The Welsh government is yet to confirm how it will fund the bus industry beyond the summer.
A pandemic-era emergency scheme has been extended, but only by three months.
Plaid Cymru leader Adam Price warned cutting support would be "catastrophic".
The comments in the Senedd come on the same day the Welsh government announced it was scrapping all major road projects.
Ministers say passenger numbers have not returned to pre-Covid levels, but that funding is not available in the budget to cover a shortfall in cash.
Mr Waters said the Welsh government would try to do what it could but it would not be enough "to keep the services as they currently stand".
Funding from the Bus Emergency Scheme (BES) was used to keep services running during the height of the pandemic.
Last Friday a joint statement from the Welsh government, councils and the bus industry said they "now need to transition away from emergency style funding".
The scheme was due to end in March 2023, but was extended for a further three months.
The statement said the extension would give the industry "short term stability" while ministers work with it to plan "bus networks which better suit the new travel patterns we have seen since the end of the pandemic".
It came days after he told the Senedd that the support would have to end "sooner rather than later" and that ministers were trying "our best to come up with a solution that does not see lots of routes being surrendered".
In First Minister's Questions (FMQs) in the Senedd Adam Price said the government's road review, that was announced later on Tuesday afternoon, "will be heralding its commitment to a historic shift in policy and priority from roads and public transport".
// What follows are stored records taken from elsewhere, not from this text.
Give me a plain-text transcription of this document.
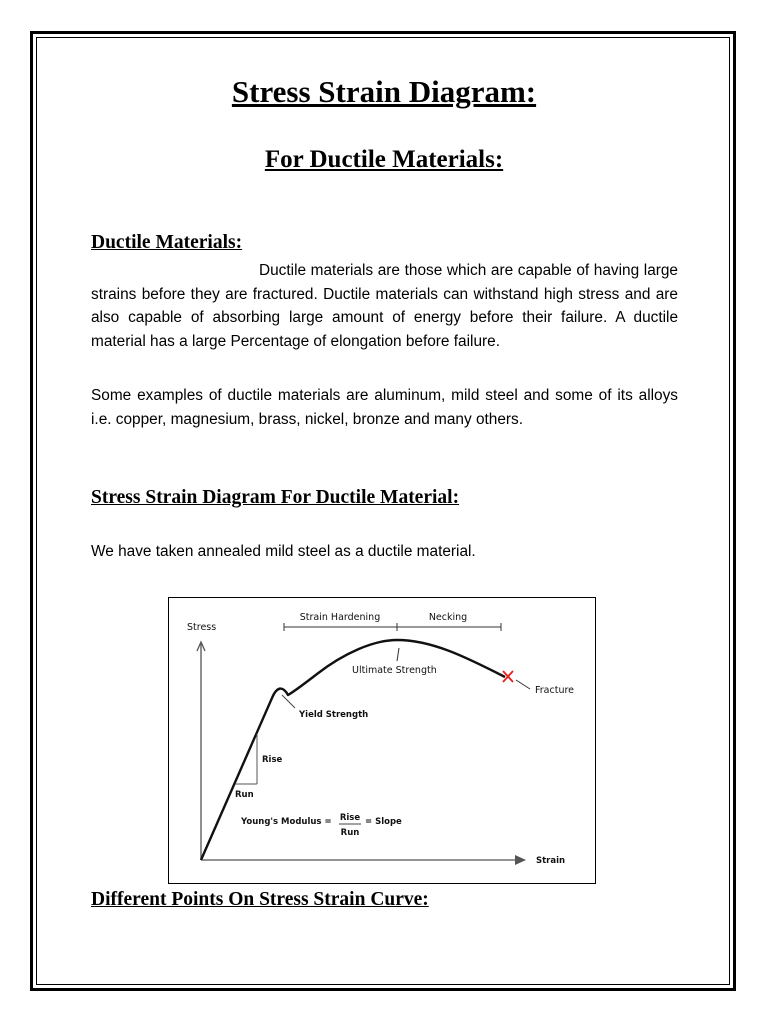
Stress Strain Diagram:
For Ductile Materials:
Ductile Materials:

Ductile materials are those which are capable of having large strains before they are fractured. Ductile materials can withstand high stress and are also capable of absorbing large amount of energy before their failure. A ductile material has a large Percentage of elongation before failure.

Some examples of ductile materials are aluminum, mild steel and some of its alloys i.e. copper, magnesium, brass, nickel, bronze and many others.

Stress Strain Diagram For Ductile Material:

We have taken annealed mild steel as a ductile material.

Stress
Strain
Strain Hardening	Necking
Fracture
Ultimate Strength
Yield Strength
Rise
Run
Young's Modulus = Rise
Run
= Slope
Different Points On Stress Strain Curve:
"So why is it that you announced late on Friday, that you were merely delaying a catastrophic cut in support for bus services from the end of March to the end of June, that will literally decimate what is for most people in most parts of Wales, the only form of public transport they have?"
Mr Price aired industry concerns that there could be cuts in bus services of "two thirds" or even the "mass de-registration of all routes".
Cutting funding "will decimate the bus network," he said.
Lesley Griffiths, minister for Welsh government business who took FMQs on Tuesday, said: "She added: "We are in a very difficult position in our budget. We haven't been able to confirm the bus industry funding package for the next financial year as yet".
Later in his statement on the roads review, Mr Waters said: "We're all very concerned about the situation that bus industry now faces."
He said there was "simply money not there in the short term to make up that shortfall" in bus funding, "which was never meant to be sustained. It was an emergency fund".
"We do need to safeguard the network as best we can. We managed the three months extension and we will be working closely with the industry and local authorities to try and do what we can.
"But clearly, it's not going to be enough to keep the services as they currently stand and that is a real shame."
In the Senedd last week Mr Waters said the Welsh government was supporting "a bus network that no longer has the same behaviours as the one that came before".
"So, in a sense, we're ossifying a bus network. Even the industry agrees that we do need to rationalise and re-look at the bus networks in Wales."